Hier geht es um die Weigerung, die menschliche Fehlerhaftigkeit anzuerkennen und entsprechend die eigenen Fähigkeiten für überlegen zu halten.  Der Hochmut manifestiert sich etwa in zu häufigem Trading, der Verwendung von Kredithebeln und Optionen beim Investieren oder der generellen Verbreitung von Prognosen als Basis für Anlageentscheide. Der Börsenzirkus ist voll von selbstsicher auftretenden Experten, die genau zu wissen scheinen, wie sich die Dinge in Zukunft entwickeln werden. Die Anfälligkeit für die Sünde wächst natürlich bei allen Anlegern, wenn sie zu lange zu viel Geld verdienten – deshalb sieht man häufig, dass Investoren oder Fonds nach einer Strecke des Erfolgs besonders spektakulär abstürzen.
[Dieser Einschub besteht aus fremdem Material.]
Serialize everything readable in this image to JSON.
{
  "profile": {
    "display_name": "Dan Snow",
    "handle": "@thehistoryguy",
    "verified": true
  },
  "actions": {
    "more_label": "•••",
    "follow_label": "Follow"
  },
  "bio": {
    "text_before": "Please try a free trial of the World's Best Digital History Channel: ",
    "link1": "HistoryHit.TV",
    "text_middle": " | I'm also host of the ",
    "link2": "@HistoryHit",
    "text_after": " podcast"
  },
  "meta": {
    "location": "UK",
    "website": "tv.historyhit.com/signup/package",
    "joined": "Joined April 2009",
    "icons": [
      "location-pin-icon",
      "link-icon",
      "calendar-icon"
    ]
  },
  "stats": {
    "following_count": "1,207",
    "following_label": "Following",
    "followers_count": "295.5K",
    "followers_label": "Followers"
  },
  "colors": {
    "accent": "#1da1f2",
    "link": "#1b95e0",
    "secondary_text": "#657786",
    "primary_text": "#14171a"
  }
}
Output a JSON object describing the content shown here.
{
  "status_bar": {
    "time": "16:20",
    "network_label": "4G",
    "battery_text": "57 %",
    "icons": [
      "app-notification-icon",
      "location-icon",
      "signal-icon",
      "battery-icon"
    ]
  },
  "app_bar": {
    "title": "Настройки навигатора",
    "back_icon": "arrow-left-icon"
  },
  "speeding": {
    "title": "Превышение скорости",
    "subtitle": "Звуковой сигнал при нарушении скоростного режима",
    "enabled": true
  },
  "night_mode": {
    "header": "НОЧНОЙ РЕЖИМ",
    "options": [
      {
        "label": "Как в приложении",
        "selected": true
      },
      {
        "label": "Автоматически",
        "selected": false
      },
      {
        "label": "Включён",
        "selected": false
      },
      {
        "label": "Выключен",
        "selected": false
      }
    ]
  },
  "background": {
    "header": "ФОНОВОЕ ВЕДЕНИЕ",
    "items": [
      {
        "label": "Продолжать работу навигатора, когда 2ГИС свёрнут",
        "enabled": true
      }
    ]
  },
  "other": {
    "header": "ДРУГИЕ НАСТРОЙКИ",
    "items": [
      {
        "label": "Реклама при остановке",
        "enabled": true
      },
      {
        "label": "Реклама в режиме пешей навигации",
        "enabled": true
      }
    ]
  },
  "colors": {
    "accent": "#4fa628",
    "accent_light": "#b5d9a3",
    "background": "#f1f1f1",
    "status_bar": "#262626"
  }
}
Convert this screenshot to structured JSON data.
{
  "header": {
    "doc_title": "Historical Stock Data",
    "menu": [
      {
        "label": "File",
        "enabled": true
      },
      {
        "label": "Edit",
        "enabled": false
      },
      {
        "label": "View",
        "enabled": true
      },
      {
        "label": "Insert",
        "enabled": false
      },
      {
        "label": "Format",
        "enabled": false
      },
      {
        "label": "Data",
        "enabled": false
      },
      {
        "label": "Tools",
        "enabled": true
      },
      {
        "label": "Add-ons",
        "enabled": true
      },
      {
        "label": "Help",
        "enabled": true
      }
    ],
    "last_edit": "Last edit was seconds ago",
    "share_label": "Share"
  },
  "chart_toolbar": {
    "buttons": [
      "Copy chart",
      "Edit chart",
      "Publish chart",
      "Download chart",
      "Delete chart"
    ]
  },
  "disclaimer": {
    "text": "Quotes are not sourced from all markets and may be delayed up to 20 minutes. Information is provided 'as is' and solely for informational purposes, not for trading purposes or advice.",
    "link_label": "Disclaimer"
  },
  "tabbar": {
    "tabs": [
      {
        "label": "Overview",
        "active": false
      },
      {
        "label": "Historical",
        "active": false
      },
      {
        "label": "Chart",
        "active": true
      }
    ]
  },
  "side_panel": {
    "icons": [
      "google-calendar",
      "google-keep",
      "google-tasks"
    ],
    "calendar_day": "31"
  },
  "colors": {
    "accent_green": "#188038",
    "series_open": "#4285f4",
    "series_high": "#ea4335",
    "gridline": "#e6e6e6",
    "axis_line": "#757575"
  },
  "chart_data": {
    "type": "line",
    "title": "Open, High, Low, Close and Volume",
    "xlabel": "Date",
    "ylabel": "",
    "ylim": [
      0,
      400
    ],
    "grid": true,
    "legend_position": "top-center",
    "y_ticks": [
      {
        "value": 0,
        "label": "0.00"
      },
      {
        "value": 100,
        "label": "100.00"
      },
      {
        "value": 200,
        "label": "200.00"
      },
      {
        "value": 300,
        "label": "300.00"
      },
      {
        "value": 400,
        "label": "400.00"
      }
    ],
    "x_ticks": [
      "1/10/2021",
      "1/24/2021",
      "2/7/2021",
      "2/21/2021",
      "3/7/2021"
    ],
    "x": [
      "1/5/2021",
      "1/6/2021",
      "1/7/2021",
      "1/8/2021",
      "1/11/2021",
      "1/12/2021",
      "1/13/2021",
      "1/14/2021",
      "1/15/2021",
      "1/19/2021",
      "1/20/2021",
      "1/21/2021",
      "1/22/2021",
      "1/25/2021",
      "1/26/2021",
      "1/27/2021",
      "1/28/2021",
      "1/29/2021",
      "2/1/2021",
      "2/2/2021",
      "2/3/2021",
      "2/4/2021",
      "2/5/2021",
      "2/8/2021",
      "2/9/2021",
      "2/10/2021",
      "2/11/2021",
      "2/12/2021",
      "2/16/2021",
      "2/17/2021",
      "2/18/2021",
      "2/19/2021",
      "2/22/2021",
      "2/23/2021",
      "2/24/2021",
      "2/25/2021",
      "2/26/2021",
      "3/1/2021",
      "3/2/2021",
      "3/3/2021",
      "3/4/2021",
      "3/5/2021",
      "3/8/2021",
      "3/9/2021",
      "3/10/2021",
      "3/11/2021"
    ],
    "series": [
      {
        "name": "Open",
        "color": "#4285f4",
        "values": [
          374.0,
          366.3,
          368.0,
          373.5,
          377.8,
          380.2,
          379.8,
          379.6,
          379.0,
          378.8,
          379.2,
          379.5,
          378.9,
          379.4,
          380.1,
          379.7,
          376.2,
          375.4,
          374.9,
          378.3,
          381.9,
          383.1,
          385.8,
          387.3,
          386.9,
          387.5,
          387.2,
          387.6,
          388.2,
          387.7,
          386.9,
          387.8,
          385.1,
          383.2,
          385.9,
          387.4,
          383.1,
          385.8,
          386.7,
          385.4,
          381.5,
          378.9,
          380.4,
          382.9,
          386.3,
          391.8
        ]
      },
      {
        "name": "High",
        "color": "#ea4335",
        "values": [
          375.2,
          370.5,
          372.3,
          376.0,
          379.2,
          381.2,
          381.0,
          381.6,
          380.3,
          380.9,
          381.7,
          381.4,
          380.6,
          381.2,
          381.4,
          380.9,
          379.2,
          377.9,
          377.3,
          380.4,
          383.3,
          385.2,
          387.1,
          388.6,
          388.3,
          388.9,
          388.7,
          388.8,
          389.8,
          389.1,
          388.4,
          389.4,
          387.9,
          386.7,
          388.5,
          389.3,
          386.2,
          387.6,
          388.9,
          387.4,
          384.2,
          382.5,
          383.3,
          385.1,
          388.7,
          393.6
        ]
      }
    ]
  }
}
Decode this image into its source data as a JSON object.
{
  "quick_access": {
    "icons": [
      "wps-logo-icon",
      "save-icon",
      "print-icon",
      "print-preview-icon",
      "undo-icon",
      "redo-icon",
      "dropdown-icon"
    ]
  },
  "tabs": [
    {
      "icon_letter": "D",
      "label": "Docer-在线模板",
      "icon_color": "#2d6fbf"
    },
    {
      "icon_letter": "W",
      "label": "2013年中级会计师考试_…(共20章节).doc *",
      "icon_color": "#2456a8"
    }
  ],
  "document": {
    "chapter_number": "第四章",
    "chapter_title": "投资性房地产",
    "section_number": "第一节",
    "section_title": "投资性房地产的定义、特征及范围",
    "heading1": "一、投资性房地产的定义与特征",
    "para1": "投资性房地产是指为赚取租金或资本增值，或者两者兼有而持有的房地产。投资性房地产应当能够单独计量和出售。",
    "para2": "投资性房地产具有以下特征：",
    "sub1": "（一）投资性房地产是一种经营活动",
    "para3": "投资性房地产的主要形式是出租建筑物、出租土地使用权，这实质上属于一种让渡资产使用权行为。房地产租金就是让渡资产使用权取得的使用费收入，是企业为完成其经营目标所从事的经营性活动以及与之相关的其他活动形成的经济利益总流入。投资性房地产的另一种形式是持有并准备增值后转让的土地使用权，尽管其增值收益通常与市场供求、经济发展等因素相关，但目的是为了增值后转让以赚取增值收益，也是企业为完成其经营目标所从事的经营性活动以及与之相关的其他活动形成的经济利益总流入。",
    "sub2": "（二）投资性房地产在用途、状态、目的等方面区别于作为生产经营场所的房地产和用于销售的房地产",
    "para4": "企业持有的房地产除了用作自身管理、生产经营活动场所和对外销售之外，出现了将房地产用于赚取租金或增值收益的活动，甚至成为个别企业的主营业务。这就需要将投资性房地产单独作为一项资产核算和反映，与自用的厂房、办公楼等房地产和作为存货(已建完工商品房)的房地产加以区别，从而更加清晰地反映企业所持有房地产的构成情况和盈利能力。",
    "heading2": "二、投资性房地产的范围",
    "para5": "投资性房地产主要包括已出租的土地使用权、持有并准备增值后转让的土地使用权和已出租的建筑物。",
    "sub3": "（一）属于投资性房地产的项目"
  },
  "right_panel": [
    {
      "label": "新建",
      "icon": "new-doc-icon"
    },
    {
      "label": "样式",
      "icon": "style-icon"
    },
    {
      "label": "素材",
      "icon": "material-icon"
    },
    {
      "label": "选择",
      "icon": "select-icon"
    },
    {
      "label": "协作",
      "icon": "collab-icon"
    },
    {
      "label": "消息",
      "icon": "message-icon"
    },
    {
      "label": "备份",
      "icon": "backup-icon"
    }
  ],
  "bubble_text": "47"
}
Hochmut kommt in der Anlagewelt definitiv vor dem Fall. Eine mildere Form von Superbia dürfte die Eitelkeit sein, die mit Kauf von Investments zur reinen Selbstprofilierung einhergeht: Besonders nachhaltige oder grüne Anlagen zum Beispiel oder trendige Technologie-Startups, mit denen man dann gerne vor Publikum seine Zugehörigkeit zu einer Gruppe von «besseren» Investoren demonstriert.

Demut

ist die Tugend, welche den Hochmut im Zaum hält: Die Fehlerhaftigkeit von Prognosen anerkennen oder sie gleich ganz sein zu lassen etwa ist demütig. Ebenso der Verzicht auf die Verwendung von gehebelten Investments, die ja letztlich darauf beruhen, dass man exakt zu wissen glaubt, was die Zukunft bringt. Demut hilft auch dabei, Positionen rechtzeitig zu verkaufen, besonders solche mit einem Verlust: Man anerkennt, dass man einen Fehler gemacht hat und zieht weiter zu besseren Anlagegelegenheiten.